Huntington Ingalls' protest over lost cutter contract bid is rejected
NEWPORT NEWS, Va. — Back in February, Huntington Ingalls Industries lost out to three rival shipbuilders in a bid to design a new Coast Guard cutter, a setback that surprised some in the industry, given HII's stature and track record.
In a rare move, HII and another shipbuilder filed a formal protest with the federal government. HII was going to bat for its Ingalls Shipbuilding division in Pascagoula, Miss., which builds the Coast Guard national security cutter. Between Ingalls and Newport News Shipbuilding, HII is the government's most productive shipbuilder.
But the Government Accountability Office recently denied the protest in a 21-page decision that sheds light on what factored into a highly competitive bidding war for a program presumed to be worth an eventual $12 billion.
Eight companies originally pursued the project to design the new Coast Guard offshore patrol cutter, smaller than the national security cutter. It is intended to replace its fleet of 210-foot and 270-foot medium endurance cutters.
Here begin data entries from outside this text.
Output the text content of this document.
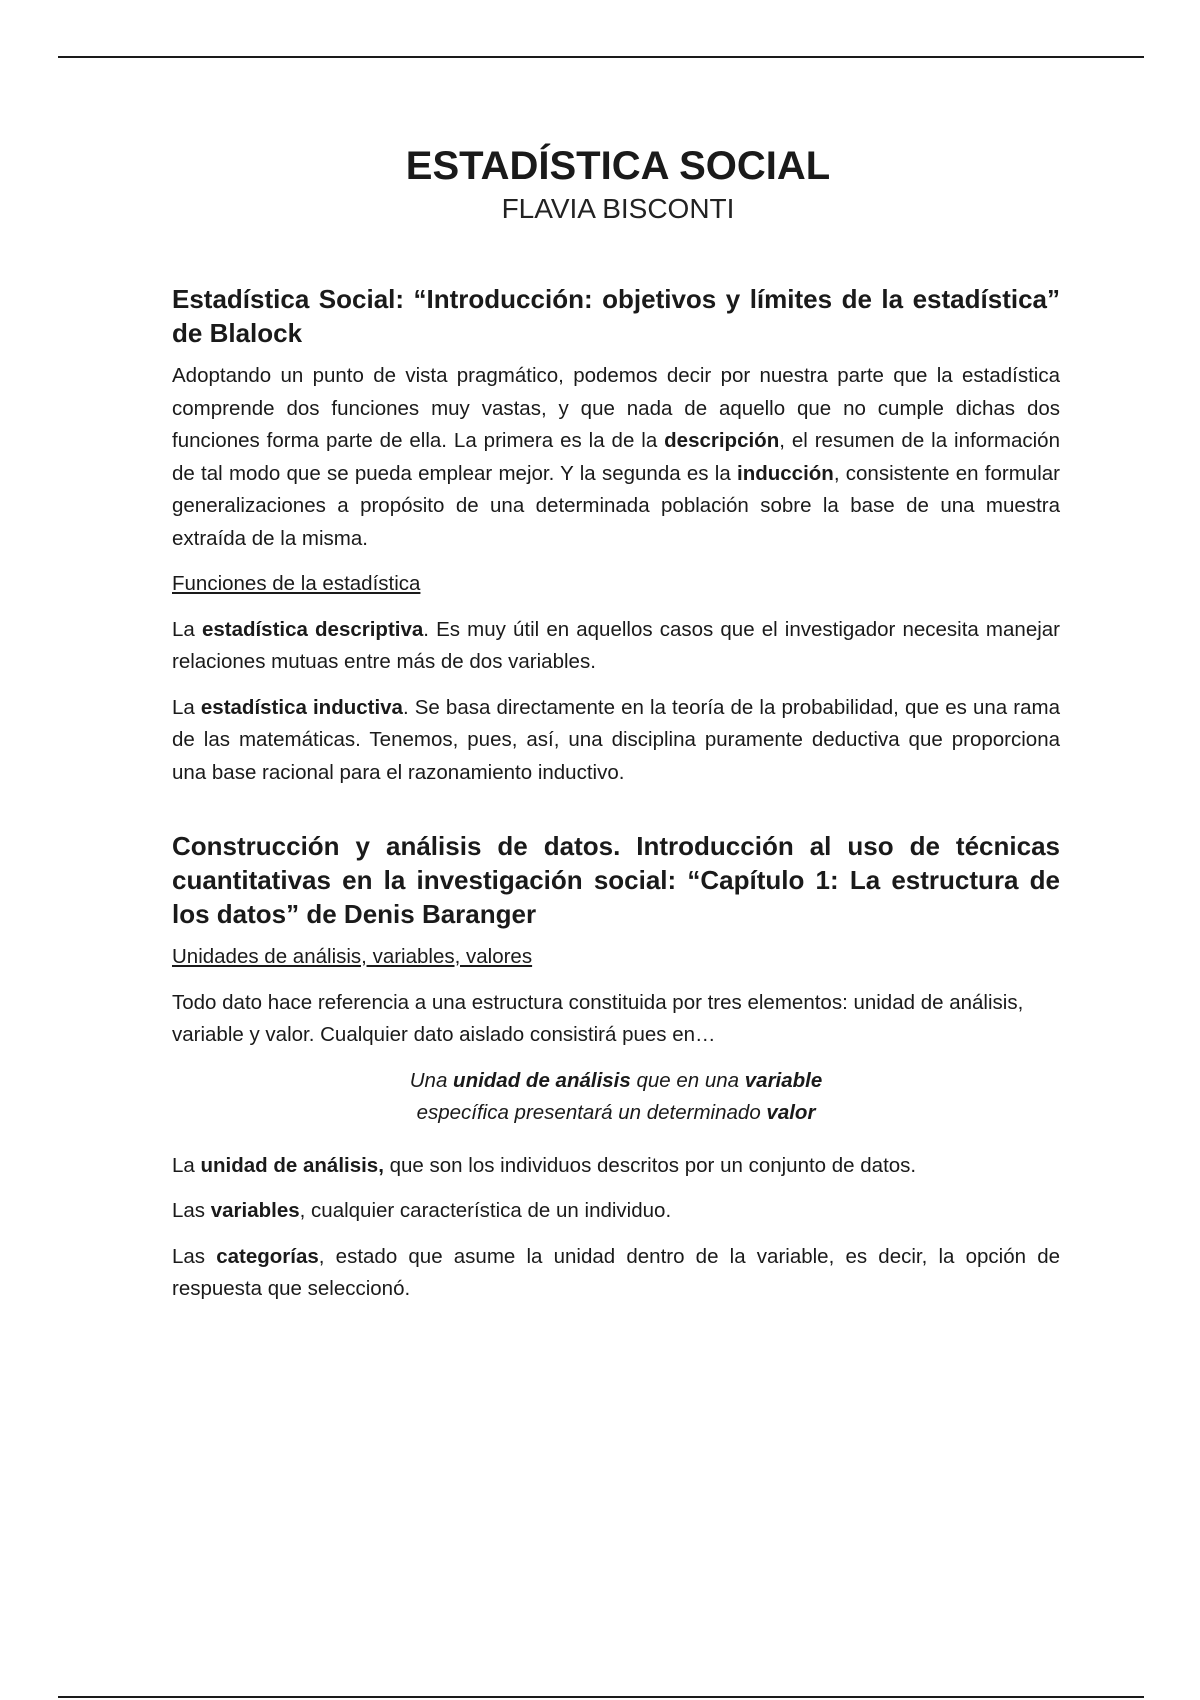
ESTADÍSTICA SOCIAL

FLAVIA BISCONTI

Estadística Social: “Introducción: objetivos y límites de la estadística” de Blalock

Adoptando un punto de vista pragmático, podemos decir por nuestra parte que la estadística comprende dos funciones muy vastas, y que nada de aquello que no cumple dichas dos funciones forma parte de ella. La primera es la de la descripción, el resumen de la información de tal modo que se pueda emplear mejor. Y la segunda es la inducción, consistente en formular generalizaciones a propósito de una determinada población sobre la base de una muestra extraída de la misma.

Funciones de la estadística

La estadística descriptiva. Es muy útil en aquellos casos que el investigador necesita manejar relaciones mutuas entre más de dos variables.

La estadística inductiva. Se basa directamente en la teoría de la probabilidad, que es una rama de las matemáticas. Tenemos, pues, así, una disciplina puramente deductiva que proporciona una base racional para el razonamiento inductivo.

Construcción y análisis de datos. Introducción al uso de técnicas cuantitativas en la investigación social: “Capítulo 1: La estructura de los datos” de Denis Baranger

Unidades de análisis, variables, valores

Todo dato hace referencia a una estructura constituida por tres elementos: unidad de análisis, variable y valor. Cualquier dato aislado consistirá pues en…

Una unidad de análisis que en una variable
específica presentará un determinado valor

La unidad de análisis, que son los individuos descritos por un conjunto de datos.

Las variables, cualquier característica de un individuo.

Las categorías, estado que asume la unidad dentro de la variable, es decir, la opción de respuesta que seleccionó.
Five companies made the cut and three were awarded contracts to develop competing designs: General Dynamics Bath Iron Works in Maine; Eastern Shipbuilding Group Inc. of Panama City, Fla. and Bollinger Shipyards Lockport LLC of Lockport, La. Each received design awards worth about $22 million.
The Coast Guard rejected submissions from HII and VT Halter Marine of Pascagoula. Both companies protested to GAO.
"I think it was a big surprise to the industry that Huntington Ingalls was not included," said Loren Thompson, a defense analyst with The Lexington Institute, Arlington-based research group. "First of all, they make the national security cutter, which is widely considered to be a success."
But anyone applying for a job knows that references count for something. In this case, the company's past performance on other programs came into play, including the San Antonio class amphibious transport dock ships, the GAO report showed.
A side-by-side comparison of the bids showed HII running even with the three eventual winners in factors such as sound design, its design approach, organizational management and production capability.
The key difference was past performance. HII was rated "marginal" while the three winners were deemed "satisfactory."
Problems with the San Antonio class ships began with the first-in-class San Antonio and continued in varying degrees through subsequent ships in the class, although HII cites improved performance as the production line has continued.
Ultimately, those past problems appear to have doomed HII's February bid. The ruling was announced in early June.
The GAO report says the "SSA (Source Selection Authority) concluded that past performance provided the basis upon which to differentiate these proposals."
Regarding the San Antonio class problems, HII spokeswoman Beci Brenton said the company "has vigorously applied lessons learned, markedly improving quality and efficiency with each successive ship, resulting in very successful trials and, we believe, a very satisfied customer."
The company has delivered USS Somerset and is building the future John P. Murtha and the Portland, the 10th and 11th ships in the class.
"We are seeing the benefits of lower costs, higher quality and increased learning which comes from serial production," she said.
In its protest, HII said the Coast Guard should have given more credit for positive past performance on the national security cutter, which is more relevant.. But GAO said the Coast Guard wasn't wrong to consider the San Antonio class.
Thompson said these types of solicitations place a major emphasis on past performance. But in this case, "past performance isn't really indicative of current capability," he said.
Huntington Ingalls "is a completely different company today than when the mistakes were made on LPD-17, completely different management," he said
HII spun off from defense giant Northrop Grumman Corp in March 2011. The San Antonio was delivered to the Navy in 2005.
Still, Thompson said Coast Guard's source selection authority "is in a legal strait jacket in terms of applying its selection criteria. If the solicitation places an emphasis on past performance, then Huntington Ingalls is stuck with that aspect of its credentials, even though the company is better run today and has better capability."
"You've got to stick with the rules," he said.
Information from a Defense News article was used in this story.